Show Abstract | Download Original | Original Source | Check in Google Scholar | DOI: 10.63918/fhr.v3.n1.p18-23.2026

Abstract

Background: Histopathological (HPA) analysis is the gold standard for oral lesions. However, clinical diagnoses often have low agreement rates (44.1%). Artificial intelligence (AI) may offer diagnostic assistance, but its accuracy requires critical evaluation. Purpose: This study compared the diagnostic accuracy of AI models, ChatGPT and Gemini, in interpreting HPA images of oral maxillofacial lesions to the gold standard diagnosis from Oral and Maxillofacial Pathology (OMP) specialists. Methods: This analytical observational study used 54 digital HPA slides from a university research center.
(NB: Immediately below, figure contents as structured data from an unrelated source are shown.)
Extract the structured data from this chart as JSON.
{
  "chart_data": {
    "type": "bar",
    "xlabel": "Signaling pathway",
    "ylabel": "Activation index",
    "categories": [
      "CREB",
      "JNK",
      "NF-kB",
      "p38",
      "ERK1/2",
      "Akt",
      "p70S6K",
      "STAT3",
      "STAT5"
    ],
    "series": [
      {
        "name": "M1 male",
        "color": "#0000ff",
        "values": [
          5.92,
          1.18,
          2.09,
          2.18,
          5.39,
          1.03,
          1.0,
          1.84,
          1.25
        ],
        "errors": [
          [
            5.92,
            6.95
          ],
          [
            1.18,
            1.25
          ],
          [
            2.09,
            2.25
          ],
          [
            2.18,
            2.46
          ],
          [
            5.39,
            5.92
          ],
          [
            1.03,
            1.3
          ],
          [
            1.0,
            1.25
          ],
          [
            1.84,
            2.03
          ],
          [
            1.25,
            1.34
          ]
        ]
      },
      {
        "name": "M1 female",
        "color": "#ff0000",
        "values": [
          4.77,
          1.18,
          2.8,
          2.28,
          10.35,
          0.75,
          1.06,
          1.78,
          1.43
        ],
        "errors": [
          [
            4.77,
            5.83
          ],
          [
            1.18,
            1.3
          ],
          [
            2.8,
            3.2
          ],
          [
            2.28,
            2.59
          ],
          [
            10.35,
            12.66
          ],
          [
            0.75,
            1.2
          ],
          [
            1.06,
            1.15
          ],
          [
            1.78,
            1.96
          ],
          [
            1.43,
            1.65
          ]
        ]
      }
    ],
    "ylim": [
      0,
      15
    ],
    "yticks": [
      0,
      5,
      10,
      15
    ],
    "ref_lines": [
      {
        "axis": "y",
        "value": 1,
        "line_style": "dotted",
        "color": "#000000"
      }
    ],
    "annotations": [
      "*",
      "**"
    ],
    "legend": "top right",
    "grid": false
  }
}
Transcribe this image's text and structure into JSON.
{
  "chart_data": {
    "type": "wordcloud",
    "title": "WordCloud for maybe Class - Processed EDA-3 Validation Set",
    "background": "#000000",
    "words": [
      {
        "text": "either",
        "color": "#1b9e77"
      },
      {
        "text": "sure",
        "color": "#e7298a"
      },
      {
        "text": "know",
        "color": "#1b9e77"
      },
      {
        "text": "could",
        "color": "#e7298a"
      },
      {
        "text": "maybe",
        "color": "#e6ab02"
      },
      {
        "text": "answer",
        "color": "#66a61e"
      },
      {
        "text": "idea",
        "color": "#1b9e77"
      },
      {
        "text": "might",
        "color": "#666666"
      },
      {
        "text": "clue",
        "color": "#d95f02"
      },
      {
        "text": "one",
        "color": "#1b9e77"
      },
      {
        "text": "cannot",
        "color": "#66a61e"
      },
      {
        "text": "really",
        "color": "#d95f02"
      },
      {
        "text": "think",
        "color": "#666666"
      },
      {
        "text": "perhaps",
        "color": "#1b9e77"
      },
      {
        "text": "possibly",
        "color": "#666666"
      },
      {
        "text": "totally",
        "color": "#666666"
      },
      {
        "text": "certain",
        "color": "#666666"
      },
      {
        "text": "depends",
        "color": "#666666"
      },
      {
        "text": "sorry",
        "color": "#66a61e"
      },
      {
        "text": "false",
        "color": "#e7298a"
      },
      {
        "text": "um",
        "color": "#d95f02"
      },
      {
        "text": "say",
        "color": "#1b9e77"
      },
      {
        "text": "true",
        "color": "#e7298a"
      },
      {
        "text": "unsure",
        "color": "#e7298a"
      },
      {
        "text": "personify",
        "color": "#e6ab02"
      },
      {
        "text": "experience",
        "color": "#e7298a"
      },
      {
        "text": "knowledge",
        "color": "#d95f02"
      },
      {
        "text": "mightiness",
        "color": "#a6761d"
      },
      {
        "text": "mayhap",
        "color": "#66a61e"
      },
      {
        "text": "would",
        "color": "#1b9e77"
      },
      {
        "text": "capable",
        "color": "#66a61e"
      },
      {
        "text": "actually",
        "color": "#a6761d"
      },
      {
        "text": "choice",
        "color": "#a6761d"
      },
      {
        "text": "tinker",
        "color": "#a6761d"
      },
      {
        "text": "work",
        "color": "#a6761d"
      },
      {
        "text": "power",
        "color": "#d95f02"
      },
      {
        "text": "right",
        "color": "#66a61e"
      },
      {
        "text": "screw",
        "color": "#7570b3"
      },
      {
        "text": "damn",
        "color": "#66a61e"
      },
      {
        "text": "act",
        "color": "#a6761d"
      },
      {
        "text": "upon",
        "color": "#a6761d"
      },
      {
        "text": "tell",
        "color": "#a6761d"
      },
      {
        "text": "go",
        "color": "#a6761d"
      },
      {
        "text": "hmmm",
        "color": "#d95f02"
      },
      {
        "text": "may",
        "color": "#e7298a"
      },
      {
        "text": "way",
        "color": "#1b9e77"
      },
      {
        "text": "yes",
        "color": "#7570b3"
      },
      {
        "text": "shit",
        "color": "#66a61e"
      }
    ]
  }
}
The diagnoses generated by ChatGPT and Gemini were evaluated for agreement ('Correct' or 'Incorrect') with the definitive diagnoses made by OMP specialists. Ethical approval was obtained.  Results: Gemini demonstrated a diagnostic accuracy of 74.07% (40 of 54 cases), while ChatGPT achieved 70.37% (38 of 54 cases). The most common lesions were mucoceles and dentigerous cysts. A statistically significant difference (<0.001) was observed between the accuracy of both AI models and the OMP specialist. Conclusion: AI models showed considerable ability to recognize histopathological patterns, but their accuracy was significantly lower than OMP specialists. AI is an augmentative tool for triage or learning but cannot replace the role of OMP specialists in establishing a definitive diagnosis.